Hurdles involved in these projects?

  • Apart from the environmental, financial and feasibility impediments, the implementation of projects on such a mammoth scale may pose many situation-specific glitches, including population dislocation, which may be hard to surmount.
  • Besides, building a political consensus to take up inter-state water linkages may not be as easy since water is a state subject.
  • Even in the case of the Ken-Betwa project, the government will need to be watchful of its adverse fallout on the Panna tiger reserve, a part of which is anticipated will be submerged.
  • This bodes ill for some critical animal species such as tigers, vultures and gharial.
  • Though the project sets apart 5 per cent of its budget exclusively for conservation and rehabilitation of this sanctuary, the action plan for this purpose will have to be result-oriented.

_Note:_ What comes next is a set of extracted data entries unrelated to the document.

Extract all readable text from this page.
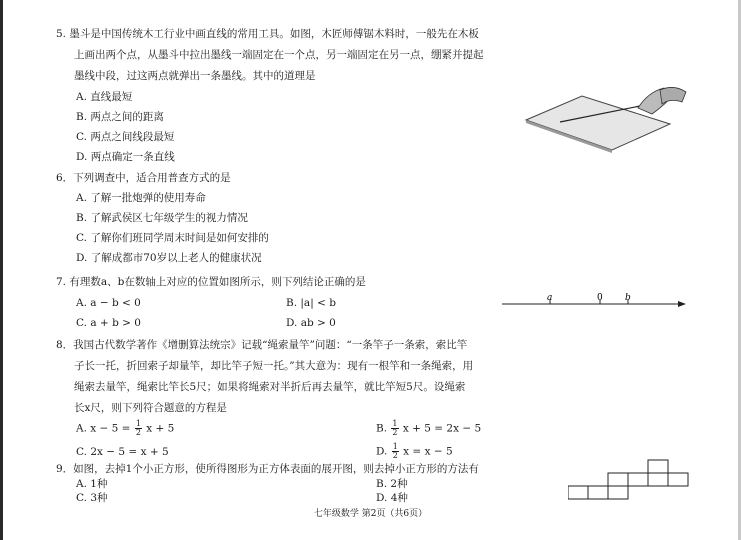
5. 墨斗是中国传统木工行业中画直线的常用工具。如图，木匠师傅锯木料时，一般先在木板
上画出两个点，从墨斗中拉出墨线一端固定在一个点，另一端固定在另一点，绷紧并提起
墨线中段，过这两点就弹出一条墨线。其中的道理是
A. 直线最短
B. 两点之间的距离
C. 两点之间线段最短
D. 两点确定一条直线
6．下列调查中，适合用普查方式的是
A. 了解一批炮弹的使用寿命
B. 了解武侯区七年级学生的视力情况
C. 了解你们班同学周末时间是如何安排的
D. 了解成都市70岁以上老人的健康状况
7. 有理数a、b在数轴上对应的位置如图所示，则下列结论正确的是
A. a − b < 0	B. |a| < b
C. a + b > 0	D. ab > 0
a	0 b
8．我国古代数学著作《增删算法统宗》记载“绳索量竿”问题：“一条竿子一条索，索比竿
子长一托，折回索子却量竿，却比竿子短一托。”其大意为：现有一根竿和一条绳索，用
绳索去量竿，绳索比竿长5尺；如果将绳索对半折后再去量竿，就比竿短5尺。设绳索
长x尺，则下列符合题意的方程是
A. $x - 5 = \frac{1}{2}$ x + 5	B. $\frac{1}{2}$ x + 5 = 2x − 5
C. 2x − 5 = x + 5	D. $\frac{1}{2}$ x = x − 5
9．如图，去掉1个小正方形，使所得图形为正方体表面的展开图，则去掉小正方形的方法有
A. 1种	B. 2种
C. 3种	D. 4种
七年级数学 第2页（共6页）
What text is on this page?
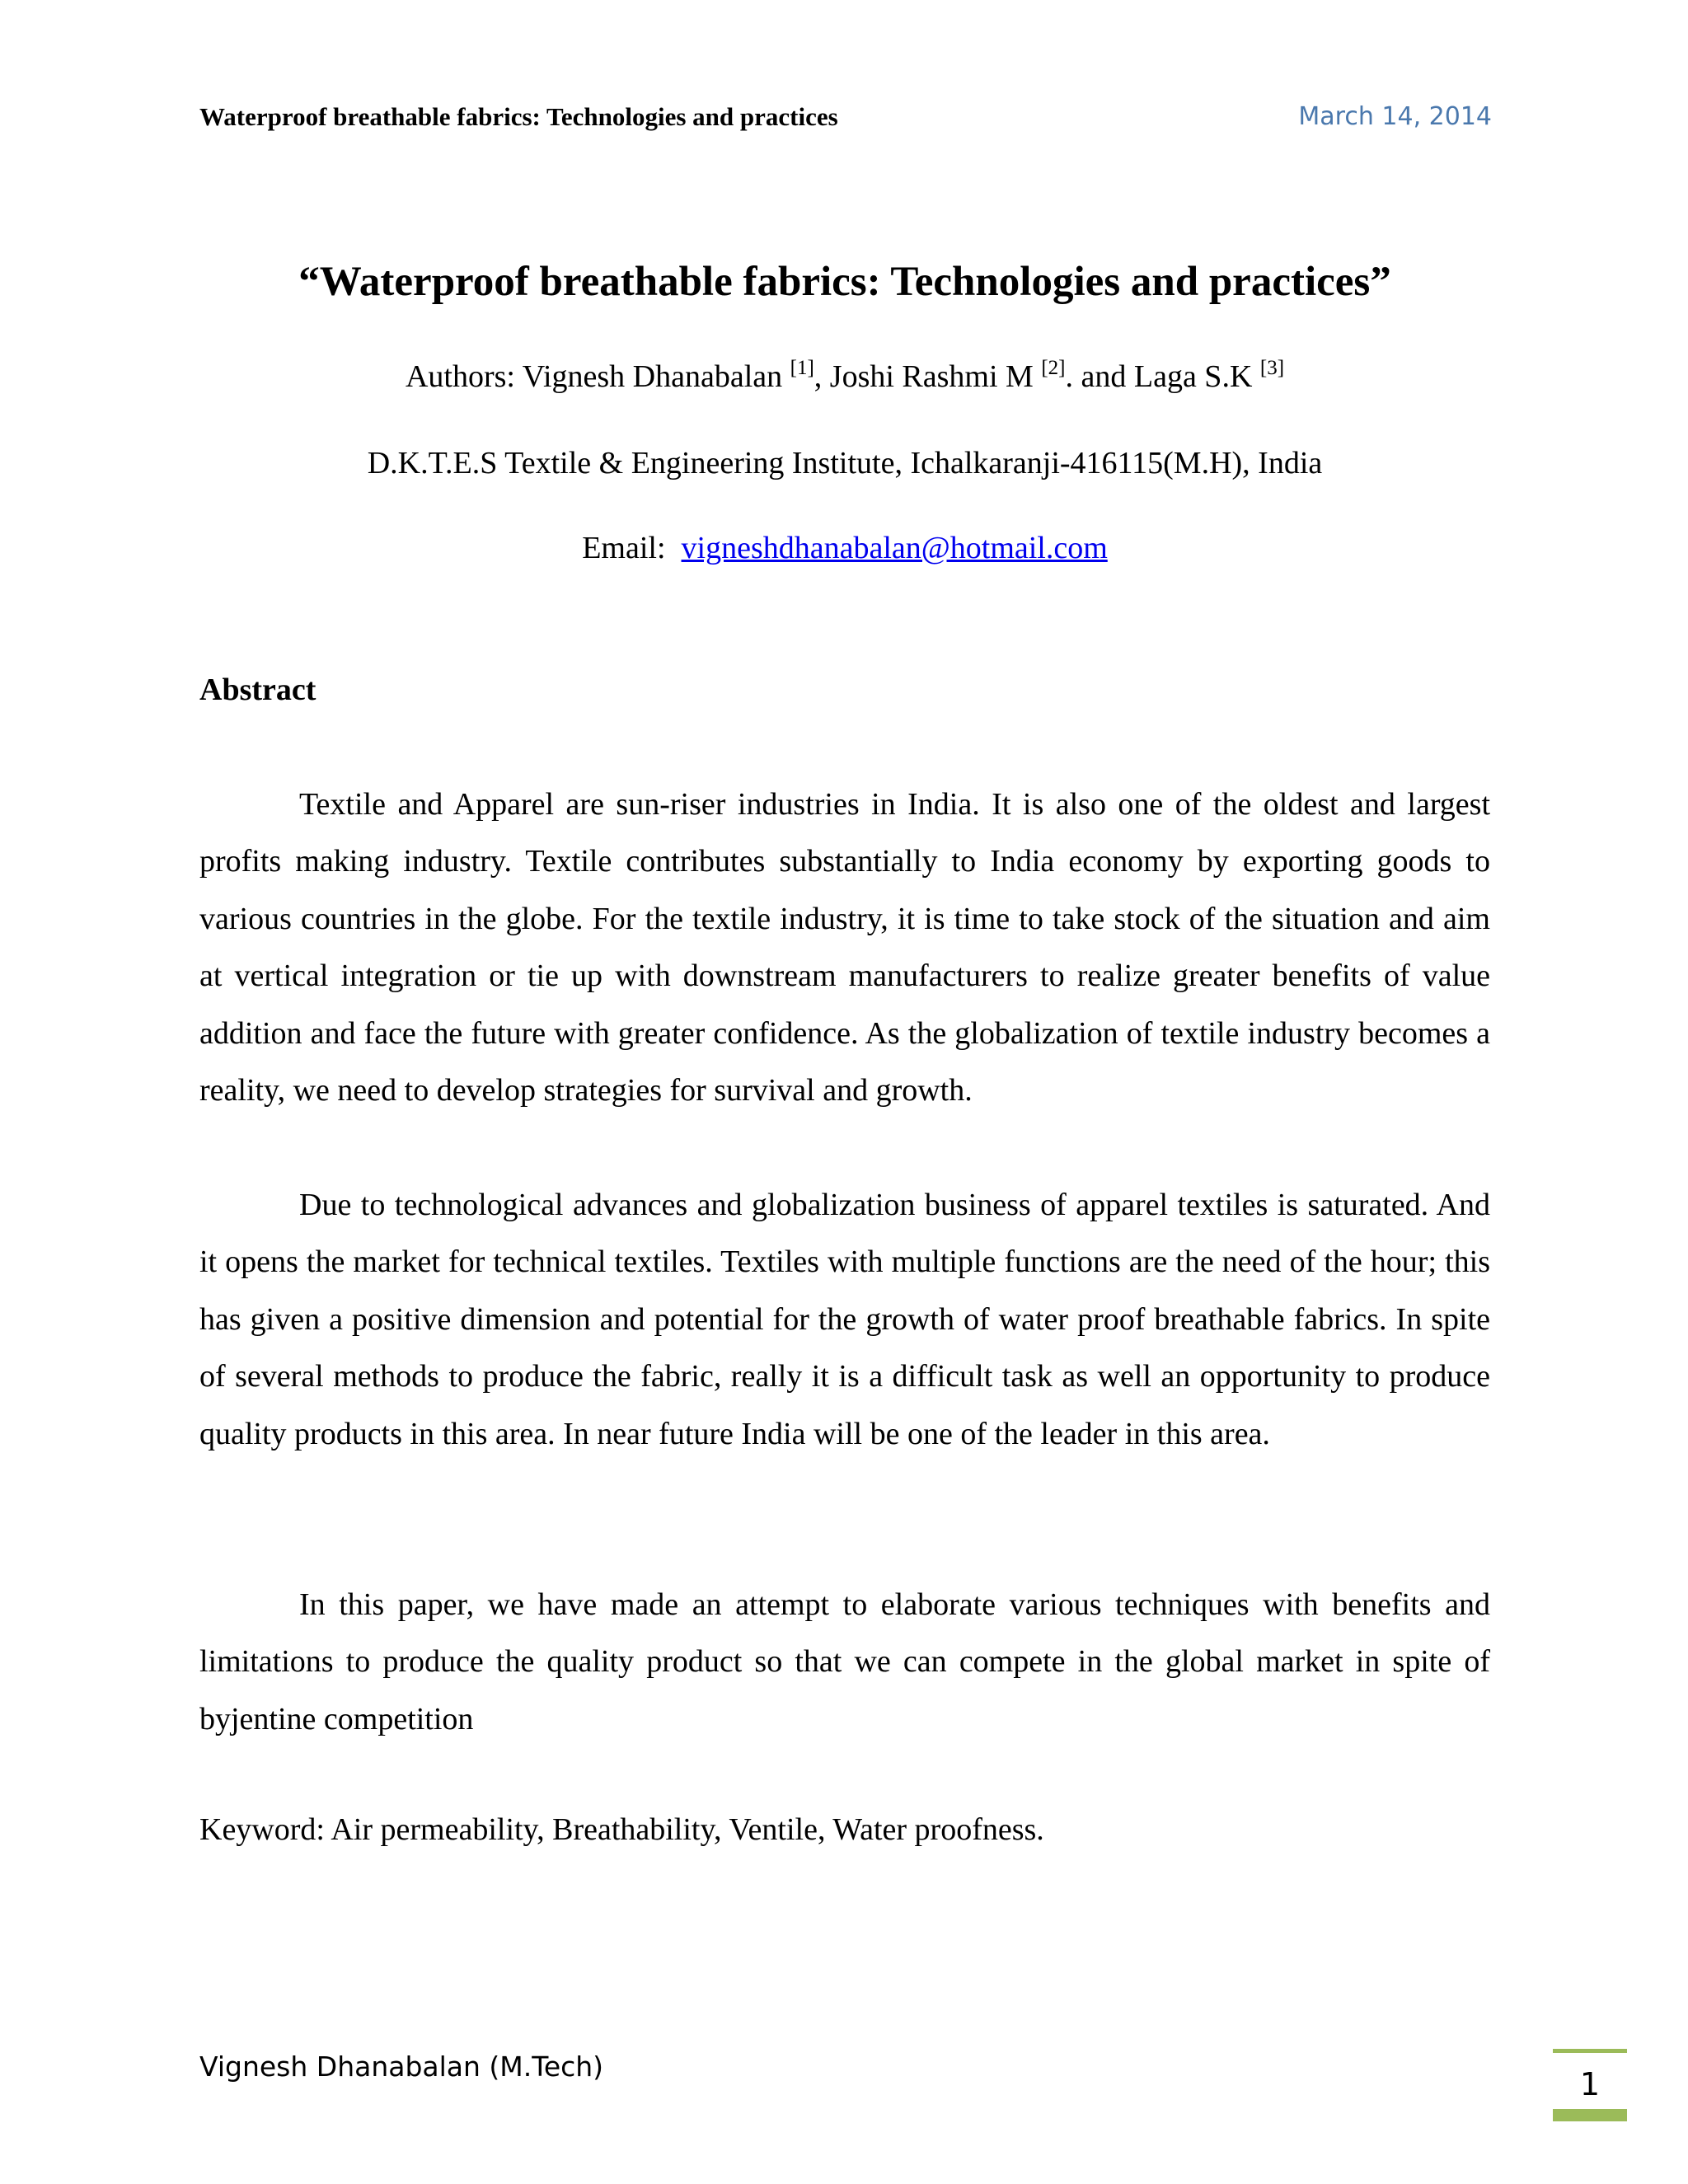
Waterproof breathable fabrics: Technologies and practices	March 14, 2014
“Waterproof breathable fabrics: Technologies and practices”
Authors: Vignesh Dhanabalan [1], Joshi Rashmi M [2]. and Laga S.K [3]
D.K.T.E.S Textile & Engineering Institute, Ichalkaranji-416115(M.H), India
Email: vigneshdhanabalan@hotmail.com
Abstract

Textile and Apparel are sun-riser industries in India. It is also one of the oldest and largest profits making industry. Textile contributes substantially to India economy by exporting goods to various countries in the globe. For the textile industry, it is time to take stock of the situation and aim at vertical integration or tie up with downstream manufacturers to realize greater benefits of value addition and face the future with greater confidence. As the globalization of textile industry becomes a reality, we need to develop strategies for survival and growth.

Due to technological advances and globalization business of apparel textiles is saturated. And it opens the market for technical textiles. Textiles with multiple functions are the need of the hour; this has given a positive dimension and potential for the growth of water proof breathable fabrics. In spite of several methods to produce the fabric, really it is a difficult task as well an opportunity to produce quality products in this area. In near future India will be one of the leader in this area.

In this paper, we have made an attempt to elaborate various techniques with benefits and limitations to produce the quality product so that we can compete in the global market in spite of byjentine competition

Keyword: Air permeability, Breathability, Ventile, Water proofness.

Vignesh Dhanabalan (M.Tech)	1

Water quantity condition in India?

  • India is not an inherently water-short country.
  • Its total annual rainfall of around 120 cm, including 89 cm during the monsoon season, is well above the global average of around 100 cm.
  • If the bulk of this water, especially that falling during the monsoon, can be prevented from running off to the sea, eroding precious top soil in its wake, and can, instead, be distributed fairly, no part of the country will remain water-starved.
  • However, the geological, ecological and environmental aspects of such a massive redistribution of water cannot be disregarded.